Getting Edith into a car was easy. She just turned around and backed in, letting herself drop to the seat with a thud that sometimes resulted in a loud fart. Getting her out, however, took more stages. A hand, an arm, a foot extended tentatively out the car door that was open as far as it would go. A heavy leg. Then Edith shifted that butt and inched out by degrees, with a few experimental heaves of her upper body that expelled those internal gases with the authority of a motorcycle thundering down a country road. At the same time, Cassie hauled on her aunt's flabby arms as hard as she could. She had no idea how her aunt accomplished this hydraulic maneuver when she was alone. Edith kept talking as she worked her way out.

"You haven't heard from her yourself, have you?"

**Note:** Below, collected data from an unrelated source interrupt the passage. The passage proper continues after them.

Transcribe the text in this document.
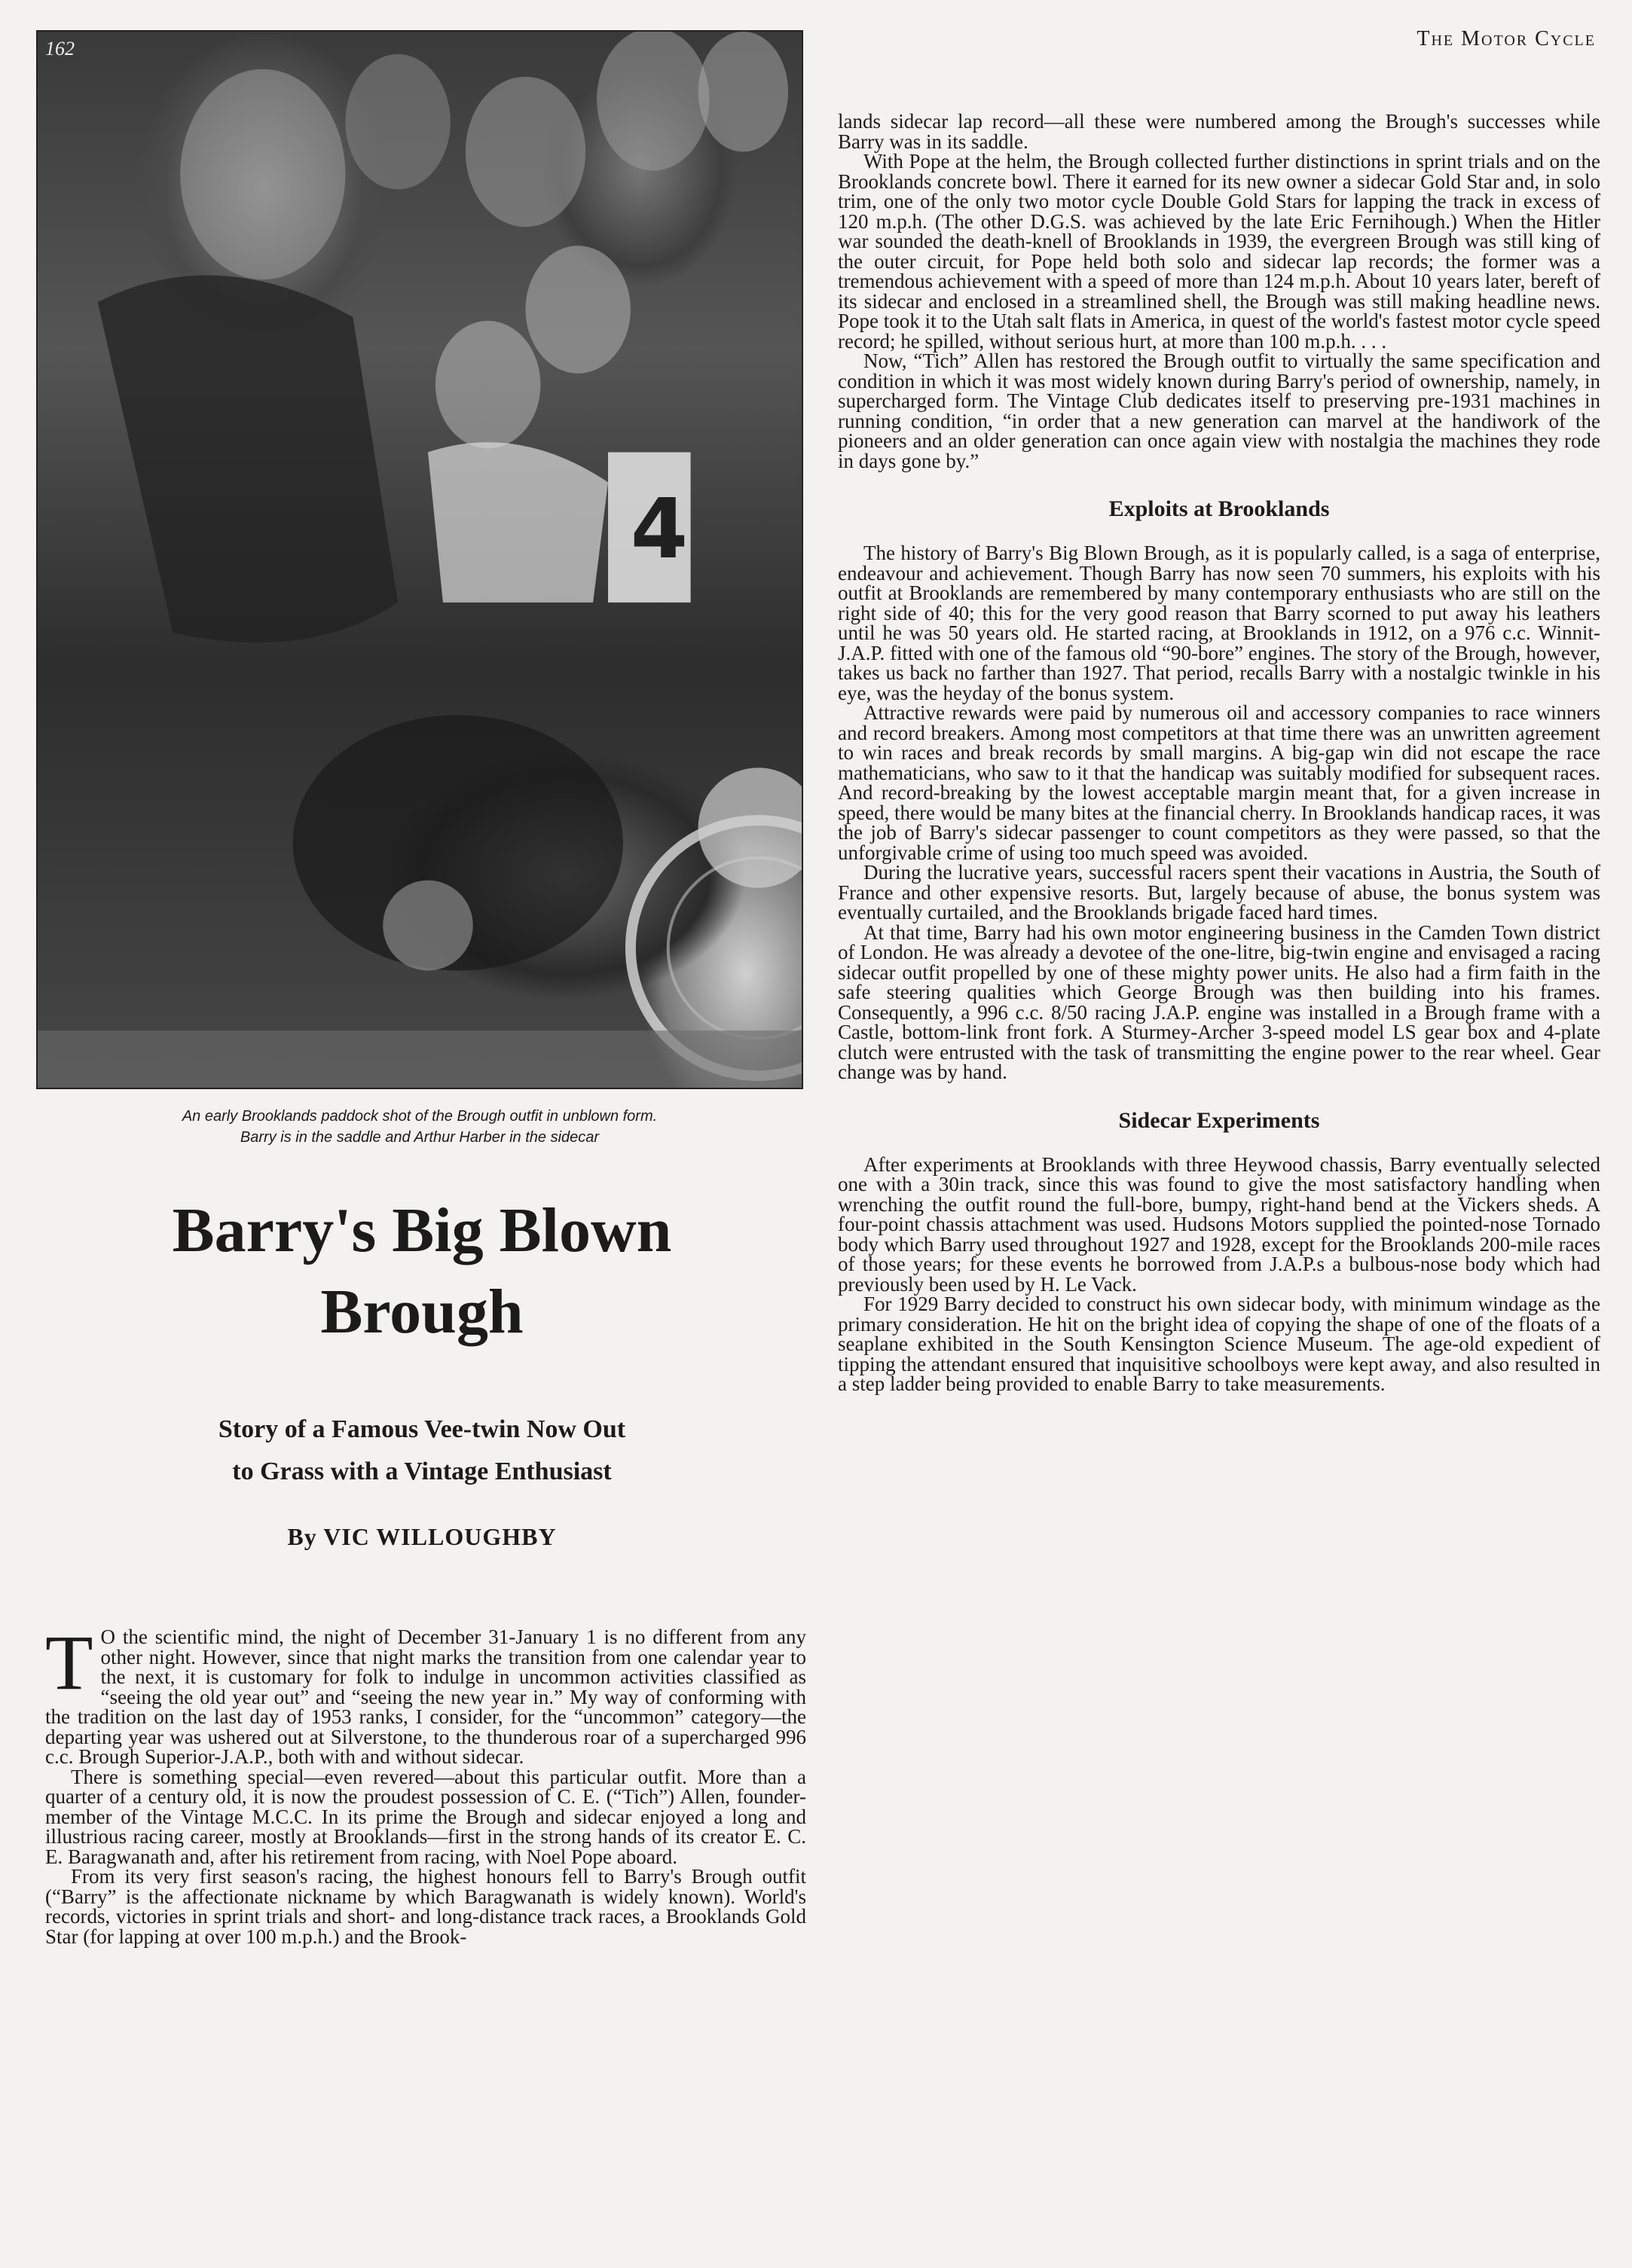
The Motor Cycle
4
162
An early Brooklands paddock shot of the Brough outfit in unblown form.
Barry is in the saddle and Arthur Harber in the sidecar
Barry's Big Blown
Brough
Story of a Famous Vee-twin Now Out
to Grass with a Vintage Enthusiast
By VIC WILLOUGHBY

T O the scientific mind, the night of December 31-January 1 is no different from any other night. However, since that night marks the transition from one calendar year to the next, it is customary for folk to indulge in uncommon activities classified as “seeing the old year out” and “seeing the new year in.” My way of conforming with the tradition on the last day of 1953 ranks, I consider, for the “uncommon” category—the departing year was ushered out at Silverstone, to the thunderous roar of a supercharged 996 c.c. Brough Superior-J.A.P., both with and without sidecar.

There is something special—even revered—about this particular outfit. More than a quarter of a century old, it is now the proudest possession of C. E. (“Tich”) Allen, founder-member of the Vintage M.C.C. In its prime the Brough and sidecar enjoyed a long and illustrious racing career, mostly at Brooklands—first in the strong hands of its creator E. C. E. Baragwanath and, after his retirement from racing, with Noel Pope aboard.

From its very first season's racing, the highest honours fell to Barry's Brough outfit (“Barry” is the affectionate nickname by which Baragwanath is widely known). World's records, victories in sprint trials and short- and long-distance track races, a Brooklands Gold Star (for lapping at over 100 m.p.h.) and the Brook-

lands sidecar lap record—all these were numbered among the Brough's successes while Barry was in its saddle.

With Pope at the helm, the Brough collected further distinctions in sprint trials and on the Brooklands concrete bowl. There it earned for its new owner a sidecar Gold Star and, in solo trim, one of the only two motor cycle Double Gold Stars for lapping the track in excess of 120 m.p.h. (The other D.G.S. was achieved by the late Eric Fernihough.) When the Hitler war sounded the death-knell of Brooklands in 1939, the evergreen Brough was still king of the outer circuit, for Pope held both solo and sidecar lap records; the former was a tremendous achievement with a speed of more than 124 m.p.h. About 10 years later, bereft of its sidecar and enclosed in a streamlined shell, the Brough was still making headline news. Pope took it to the Utah salt flats in America, in quest of the world's fastest motor cycle speed record; he spilled, without serious hurt, at more than 100 m.p.h. . . .

Now, “Tich” Allen has restored the Brough outfit to virtually the same specification and condition in which it was most widely known during Barry's period of ownership, namely, in supercharged form. The Vintage Club dedicates itself to preserving pre-1931 machines in running condition, “in order that a new generation can marvel at the handiwork of the pioneers and an older generation can once again view with nostalgia the machines they rode in days gone by.”

Exploits at Brooklands

The history of Barry's Big Blown Brough, as it is popularly called, is a saga of enterprise, endeavour and achievement. Though Barry has now seen 70 summers, his exploits with his outfit at Brooklands are remembered by many contemporary enthusiasts who are still on the right side of 40; this for the very good reason that Barry scorned to put away his leathers until he was 50 years old. He started racing, at Brooklands in 1912, on a 976 c.c. Winnit-J.A.P. fitted with one of the famous old “90-bore” engines. The story of the Brough, however, takes us back no farther than 1927. That period, recalls Barry with a nostalgic twinkle in his eye, was the heyday of the bonus system.

Attractive rewards were paid by numerous oil and accessory companies to race winners and record breakers. Among most competitors at that time there was an unwritten agreement to win races and break records by small margins. A big-gap win did not escape the race mathematicians, who saw to it that the handicap was suitably modified for subsequent races. And record-breaking by the lowest acceptable margin meant that, for a given increase in speed, there would be many bites at the financial cherry. In Brooklands handicap races, it was the job of Barry's sidecar passenger to count competitors as they were passed, so that the unforgivable crime of using too much speed was avoided.

During the lucrative years, successful racers spent their vacations in Austria, the South of France and other expensive resorts. But, largely because of abuse, the bonus system was eventually curtailed, and the Brooklands brigade faced hard times.

At that time, Barry had his own motor engineering business in the Camden Town district of London. He was already a devotee of the one-litre, big-twin engine and envisaged a racing sidecar outfit propelled by one of these mighty power units. He also had a firm faith in the safe steering qualities which George Brough was then building into his frames. Consequently, a 996 c.c. 8/50 racing J.A.P. engine was installed in a Brough frame with a Castle, bottom-link front fork. A Sturmey-Archer 3-speed model LS gear box and 4-plate clutch were entrusted with the task of transmitting the engine power to the rear wheel. Gear change was by hand.

Sidecar Experiments

After experiments at Brooklands with three Heywood chassis, Barry eventually selected one with a 30in track, since this was found to give the most satisfactory handling when wrenching the outfit round the full-bore, bumpy, right-hand bend at the Vickers sheds. A four-point chassis attachment was used. Hudsons Motors supplied the pointed-nose Tornado body which Barry used throughout 1927 and 1928, except for the Brooklands 200-mile races of those years; for these events he borrowed from J.A.P.s a bulbous-nose body which had previously been used by H. Le Vack.

For 1929 Barry decided to construct his own sidecar body, with minimum windage as the primary consideration. He hit on the bright idea of copying the shape of one of the floats of a seaplane exhibited in the South Kensington Science Museum. The age-old expedient of tipping the attendant ensured that inquisitive schoolboys were kept away, and also resulted in a step ladder being provided to enable Barry to take measurements.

"No." Cassie waited for the first sneaker to appear. This new idea startled her; Mitch's girlfriend in actual contact with her.

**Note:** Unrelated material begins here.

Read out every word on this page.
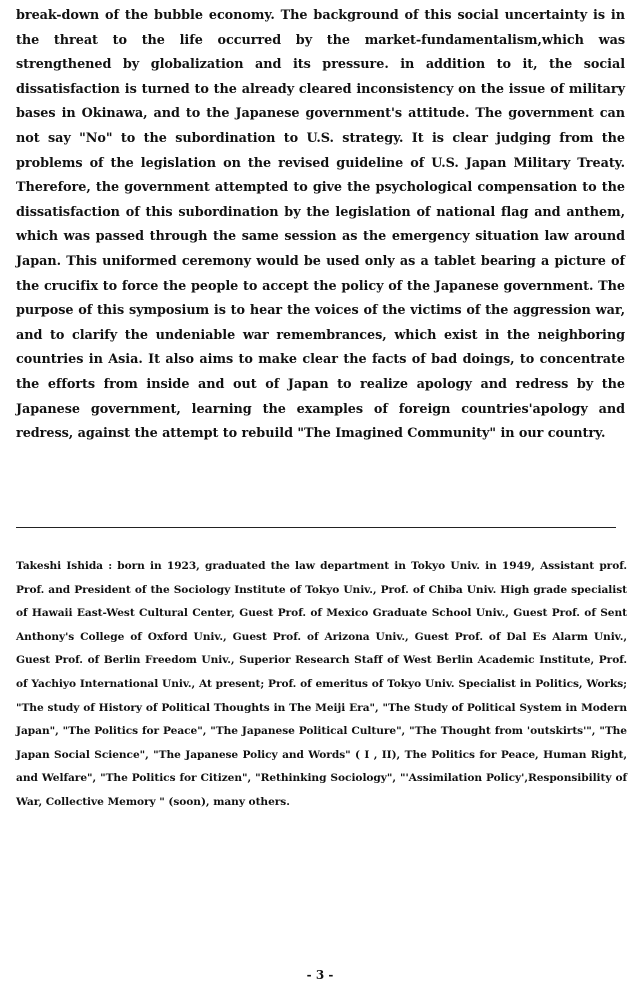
break-down of the bubble economy. The background of this social uncertainty is in the threat to the life occurred by the market-fundamentalism,which was strengthened by globalization and its pressure. in addition to it, the social dissatisfaction is turned to the already cleared inconsistency on the issue of military bases in Okinawa, and to the Japanese government's attitude. The government can not say "No" to the subordination to U.S. strategy. It is clear judging from the problems of the legislation on the revised guideline of U.S. Japan Military Treaty. Therefore, the government attempted to give the psychological compensation to the dissatisfaction of this subordination by the legislation of national flag and anthem, which was passed through the same session as the emergency situation law around Japan. This uniformed ceremony would be used only as a tablet bearing a picture of the crucifix to force the people to accept the policy of the Japanese government. The purpose of this symposium is to hear the voices of the victims of the aggression war, and to clarify the undeniable war remembrances, which exist in the neighboring countries in Asia. It also aims to make clear the facts of bad doings, to concentrate the efforts from inside and out of Japan to realize apology and redress by the Japanese government, learning the examples of foreign countries'apology and redress, against the attempt to rebuild "The Imagined Community" in our country.

Takeshi Ishida : born in 1923, graduated the law department in Tokyo Univ. in 1949, Assistant prof. Prof. and President of the Sociology Institute of Tokyo Univ., Prof. of Chiba Univ. High grade specialist of Hawaii East-West Cultural Center, Guest Prof. of Mexico Graduate School Univ., Guest Prof. of Sent Anthony's College of Oxford Univ., Guest Prof. of Arizona Univ., Guest Prof. of Dal Es Alarm Univ., Guest Prof. of Berlin Freedom Univ., Superior Research Staff of West Berlin Academic Institute, Prof. of Yachiyo International Univ., At present; Prof. of emeritus of Tokyo Univ. Specialist in Politics, Works; "The study of History of Political Thoughts in The Meiji Era", "The Study of Political System in Modern Japan", "The Politics for Peace", "The Japanese Political Culture", "The Thought from 'outskirts'", "The Japan Social Science", "The Japanese Policy and Words" ( I , II), The Politics for Peace, Human Right, and Welfare", "The Politics for Citizen", "Rethinking Sociology", "'Assimilation Policy',Responsibility of War, Collective Memory " (soon), many others.

- 3 -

"You want me to find out about her? I'm pretty good at this kind of thing. There are things we can do, you know."

"No, that's okay." Cassie didn't want to think about what kind of things her aunt meant.

"We could get something on her," Edith mused.

Cassie snorted. The sneaker appeared, the leg, the thigh, the shift. The haul. Miraculously, Edith came out without a gastric fanfare. Proud of this, she waddled regally up the walk to the front door. Cassie didn't want to say she already had something on the girlfriend. Credit card fraud was a felony.

"Listen, Aunt Edith. Why don't I settle you in front of the TV for a few minutes while I make a call. Then I'll drive you home."

"Oh no, I can take my car. You're not grounding me, Cassie. That post was right in the middle of the street. You damaged my car. You'll have to have it fixed for me."

"We'll talk about it later."

"I have to take my own car, Cassie," Edith wailed. "I have to have my independence."

"We'll see," Cassie told her.

But no, they wouldn't. The little stunt this morning had been Edith's last chance at independence. Cassie would not have on her conscience some fatal car crash like the ones she'd seen in the hospital. She got the front door open and led her aunt into the kitchen.

"I'll just make you a little lunch," Edith promised. But right away she found the clicker to the TV and turned on The Young and the Restless. She sat down at the kitchen table and forgot about cooking lunch for anybody.

Cassie moved quickly down the hall to Mitch's office. As she turned the corner, she moved like the cops in the TV shows, jumping to stay out of doorways just in case that IRS man was in there looking for the wine Mitch had in his cellar and other stuff he must have stashed away.

The IRS man, however, was not at Mitch's desk going through his papers, so Cassie sat down there. She picked up the phone and called Parker Higgins, the family lawyer. As she waited for the receptionist to get through to Parky's secretary, she hit the AOL button on Mitch's computer, then the automatic Sign On. Clearly, he hadn't been afraid of her gaining access. Ah, Mitch had mail. A lot of it. Cassie scanned down the ridiculous names people gave themselves: Abscul. MAD. Hopup. Winebuff. Kringeetc. She didn't know any of these people. Kringeetc. Who the hell could that be? Hopup? Didn't that sound like a prostitute? Maybe Mitch didn't have just one girl. What if there was a whole army of them and they all used a card with her name on it? Cassie was nauseated by the thought of having to change Mitch's diapers to stop his girlfriends from getting the farm. She wished it wouldn't ruin her face to heave up her guts.

"Yes, this is Diana, can I help you?" queried a woman with a thick Long Island accent.